Some form of connection pooling with generic users is generally considered the way to go. Looking down a step, this is pretty much what a database does anyway, with the all the writes to data and log files typically being done by a few processes under an abstracted 'oracle' user. 

I understand why the Apex security model is separate from the classic Oracle model. It generally follows the typical model for an application technology. Indeed, my opinion is that Application Express is an 'applications' technology or framework, not a database one. It just happens to be tied closer to the database.

What I don't like is the use of DBMS_SYS_SQL. This is a powerful, and undocumented, package. There's bits of code in Apex that aim to prevent the creation of workspaces on a number of standard schemas. I'd prefer it the other way, that schemas should need to be explicitly permitted to be used as Apex schemas. Network ACLs came into Oracle with 11g so that those packages that communicated over the internet/intranet (UTL_HTTP etc) be more tightly controlled, down to individual sites if necessary. A similar setup could be established to control access through DBMS_SYS_SQL.

Monday, November 01, 2010

EXPIRED AND LOCKED...but still DANGEROUS

Prompted by James Koopmann's post about default Oracle accounts.

"The good thing here is that many of these accounts, after a normal installation are expired and locked"

Being blunt, "EXPIRED & LOCKED" does not mean safe, unbreakable, unusable or ignorable.

EXPIRED means that you cannot use the account password to access the account. My trick from last week would still allow access through a proxy account.

LOCKED is a bit better, as is lacking a 'CREATE SESSION' privilege. But even if FRED is locked, nothing stops user BARNEY using any available grant to run a procedure owned by FRED, and if that procedure is the default DEFINER RIGHTS, then it runs with an privilege granted to FRED. This is why SQL injection vulnerabilities in code owned by these LOCKED schemas are still dangerous.

But there's more...
Lets have some fun with APEX.
Brand new user, nothing up my sleeves.
  create user exp_test identified by exp_test default tablespace users quota unlimited on users;
  grant create table to exp_test;
  grant create trigger to exp_test;
  grant create procedure to exp_test;
  grant create sequence to exp_test;
  grant create view to exp_test;

Five basic privileges and not even as many as recommended in the documentation.

Those privileges are sufficient to create an Apex workspace for the schema though. A Workspace has an ADMIN user and you can log into that workspace as the ADMIN user. You can have other users (developers or plain, apex-authenticated users) on the workspace too.

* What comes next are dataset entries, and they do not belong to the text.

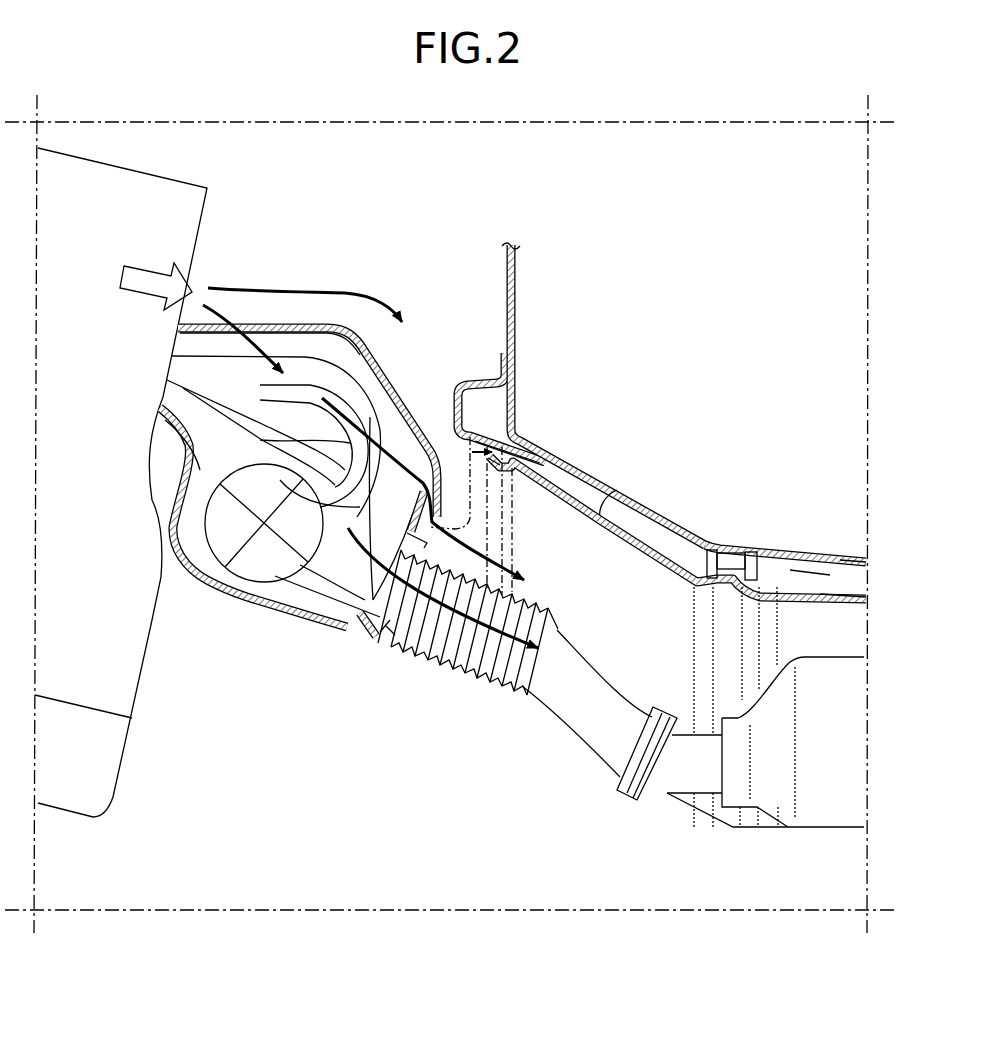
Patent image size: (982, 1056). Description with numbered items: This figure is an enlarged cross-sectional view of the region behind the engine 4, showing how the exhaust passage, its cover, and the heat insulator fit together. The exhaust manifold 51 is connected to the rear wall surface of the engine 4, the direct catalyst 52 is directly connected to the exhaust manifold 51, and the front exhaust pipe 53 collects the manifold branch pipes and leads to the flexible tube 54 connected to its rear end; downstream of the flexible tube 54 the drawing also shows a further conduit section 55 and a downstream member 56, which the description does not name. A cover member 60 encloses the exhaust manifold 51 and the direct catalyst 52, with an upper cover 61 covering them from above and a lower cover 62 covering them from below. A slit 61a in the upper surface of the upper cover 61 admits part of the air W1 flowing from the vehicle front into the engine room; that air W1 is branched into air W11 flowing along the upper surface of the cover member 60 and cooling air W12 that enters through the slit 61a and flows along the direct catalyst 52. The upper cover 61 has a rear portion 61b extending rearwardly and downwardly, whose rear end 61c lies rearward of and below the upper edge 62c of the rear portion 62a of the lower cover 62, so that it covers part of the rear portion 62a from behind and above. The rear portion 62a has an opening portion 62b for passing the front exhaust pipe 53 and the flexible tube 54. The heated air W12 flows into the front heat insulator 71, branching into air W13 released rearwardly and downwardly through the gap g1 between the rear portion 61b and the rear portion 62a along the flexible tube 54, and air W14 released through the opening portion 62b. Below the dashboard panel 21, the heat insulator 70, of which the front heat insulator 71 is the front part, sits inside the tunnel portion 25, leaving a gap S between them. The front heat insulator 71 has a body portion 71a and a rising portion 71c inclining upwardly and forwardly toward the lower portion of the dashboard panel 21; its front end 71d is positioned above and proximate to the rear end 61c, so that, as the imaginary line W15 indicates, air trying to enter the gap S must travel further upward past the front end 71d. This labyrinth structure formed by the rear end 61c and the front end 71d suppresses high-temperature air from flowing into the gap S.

The engine 4 is at (178, 200).
The dashboard panel 21 is at (515, 285).
The tunnel portion 25 is at (673, 526).
The exhaust manifold 51 is at (223, 388).
The direct catalyst 52 is at (255, 572).
The front exhaust pipe 53 is at (315, 588).
The flexible tube 54 is at (487, 677).
The hose 55 is at (577, 755).
The housing 56 is at (825, 817).
The cover member 60 is at (327, 311).
The upper cover 61 is at (357, 327).
The slit 61a is at (253, 311).
The rear portion of the upper cover 61b is at (454, 426).
The rear end of the upper cover 61c is at (470, 433).
The lower cover 62 is at (197, 573).
The rear portion of the lower cover 62a is at (368, 612).
The opening portion 62b is at (392, 637).
The upper edge of the rear portion of the lower cover 62c is at (417, 450).
The gap g1 is at (418, 613).
The heat insulator 70 is at (849, 586).
The front heat insulator 71 is at (845, 620).
The body portion 71a is at (833, 590).
The rising portion 71c is at (618, 490).
The front end of the rising portion 71d is at (500, 457).
The gap S is at (820, 573).
The air W1 is at (156, 274).
The air W11 is at (333, 310).
The cooling air W12 is at (253, 339).
The air W13 is at (453, 493).
The air W14 is at (473, 598).
The imaginary line W15 is at (479, 516).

You can then take your apex-authenticated admin or developer and go into APEX's SQL Worksheet and execute SQL as the schema user. Try it. No CREATE SESSION required. Now try

  alter user exp_test account lock;
  alter user exp_test password expire ;


Still accessible through Apex. No worries about the account being locked or passwords being expired.

I've done that using XE with Apex 4.0 and the embedded PL/SQL Gateway. Obviously the account you use to connect to the database needs to be unlocked, with CREATE SESSION and an unexpired password.

But beyond that Apex uses magic (or rather, I believe, DBMS_SYS_SQL). You can log out of one apex application running in a workspace on schema FRED, log into another running against BARNEY and it's all using the same set of database sessions.  The apex builder/administration application is all running in Apex as well, on the same connections, with all its majestic power.

So an expired and locked account still has enough oomph to bite your legs off.